現在スタッフは、常勤医師が276人、常勤職員は約2300人にも上ります。離職率が低く、長く勤めてくれているスタッフが多いのでありがたいですね。しかし現状に甘んじることなく、今後も引き続き内科の医師を中心により層の厚い体制をつくっていく予定です。当院は医師も職員もモチベーションが高く「元気な病院」です。私は長年ガバナンスの構築に注力してきましたが、病院組織で当院ほど統治システムを徹底しているところはないと自負しています。ガバナンスで大切なのは、院内規定やマニュアルで意思決定プロセスの明確化とプロセスの可視化を行うこと。さらにフローを作成する委員会や、管理・進捗をチェックするチームも設けています。そして、業務を縦割りにせず、病院全体をワンチームとして考えているので、とにかく診療科や職種間の垣根が低いんですね。この垣根の低さが、風通しの良い環境をつくり、質の高い医療につながると考えています。
病院の理念を教えてください。
当院の理念は「愛し愛される病院」です。「愛し」が先にくるからには、まず職員自身が自分たちの病院を愛せなくてはいけません。私は、そうなるための組織づくりを常に意識してきました。こうした風土醸成は一朝一夕では無理で時間がかかります。例えば、診療科間の隙間をつくらないために、時間をかけて「総合診療部門」も設けました。
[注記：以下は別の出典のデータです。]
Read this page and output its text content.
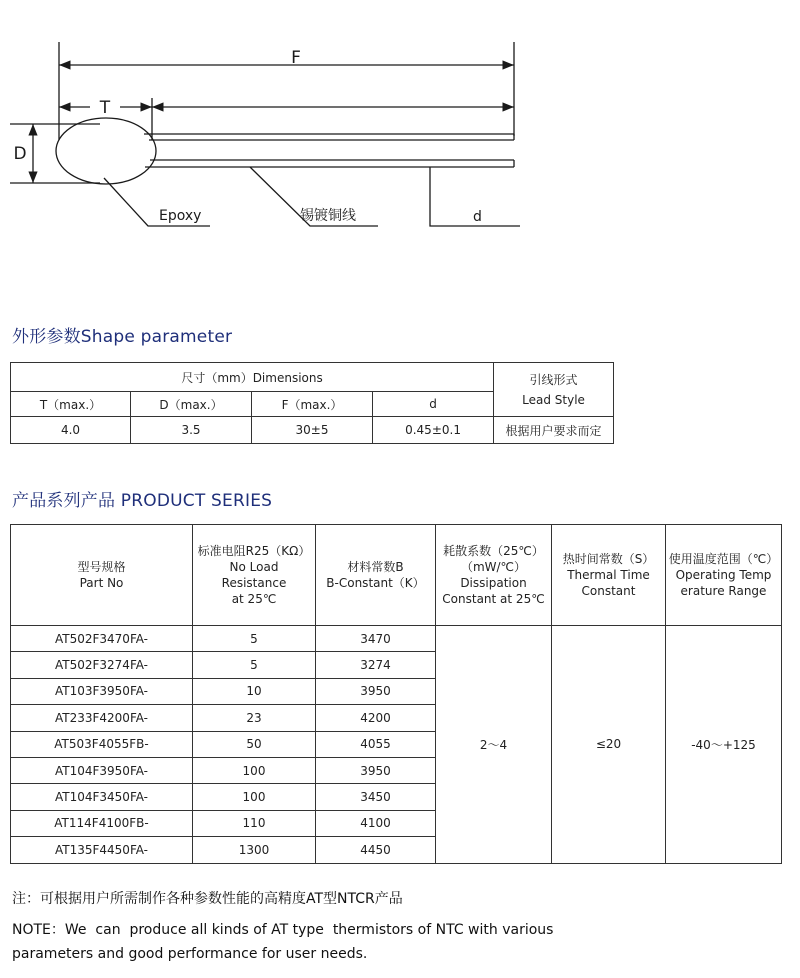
F
T
D
Epoxy	锡镀铜线	d
外形参数Shape parameter
尺寸（mm）Dimensions				引线形式
Lead Style

T（max.）	D（max.）	F（max.）	d	
4.0	3.5	30±5	0.45±0.1	根据用户要求而定
产品系列产品 PRODUCT SERIES
型号规格
Part No	标准电阻R25（KΩ）
No Load
Resistance
at 25℃	材料常数B
B-Constant（K）	耗散系数（25℃）
（mW/℃）
Dissipation
Constant at 25℃	热时间常数（S）
Thermal Time
Constant	使用温度范围（℃）
Operating Temp
erature Range

AT502F3470FA-	5	3470	2～4	≤20	-40～+125
AT502F3274FA-	5	3274			
AT103F3950FA-	10	3950			
AT233F4200FA-	23	4200			
AT503F4055FB-	50	4055			
AT104F3950FA-	100	3950			
AT104F3450FA-	100	3450			
AT114F4100FB-	110	4100			
AT135F4450FA-	1300	4450			
注：可根据用户所需制作各种参数性能的高精度AT型NTCR产品
NOTE：We  can  produce all kinds of AT type  thermistors of NTC with various
parameters and good performance for user needs.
ゼネラリスト育成のために後進の育成にも励んでいます。当院には若い医師も数多く在籍していますが、皆パワフルで頼もしいですよ。私は院長として、それぞれの職員が希望や目標に向かって働きやすく自己研鑽を積めるような環境を整え、「愛し愛される病院」となれるよう、これからも力を尽くしていきたいです。
今後の展望についてお聞かせください。
私たちは一貫して医療に携わる者として「あるべき姿」を追求してきました。早い時期から病棟に専任の薬剤師やリハビリテーションスタッフを配置しましたし、手術後の運動機能維持や向上のためのリハビリテーションだけでなく、言語や食事に関するリハビリテーションも積極的に取り入れてきました。医師の研究論文活動も活発で、各診療科では、論文発表数や症例発表数の年間目標を立て、互いに切磋琢磨しています。この他、診療部門では民間病院では珍しい遺伝に関する部門を設置しカウンセリングにも取り組んでいます。今後はハイブリッド手術室での外科手術と画像診断・介入的治療に加えて、救急科にハイブリッドERシステムを導入して、画像診断や薬物療法と同時に外科的処置を行い、医療資源を効率的かつ効果的に活用できるようにしたいとも考えています。患者さんに対し何をどうすべきか、それを正しく選択し、進み続けていきたいと思っています。
徳永 英吉 院長
1985年日本大学医学部卒業。同大学医学部附属板橋病院耳鼻咽喉科に勤務しながら、関連病院である上尾中央総合病院で非常勤医師として勤め、1995年に正式に入職。1999年より副院長、2010年に第3代目院長に就任。日本耳鼻咽喉科学会耳鼻咽喉科専門医。上尾市医師会理事。「妻への敬意と感謝とおいしいお酒」が日々を生き生きと過ごすコツと語る。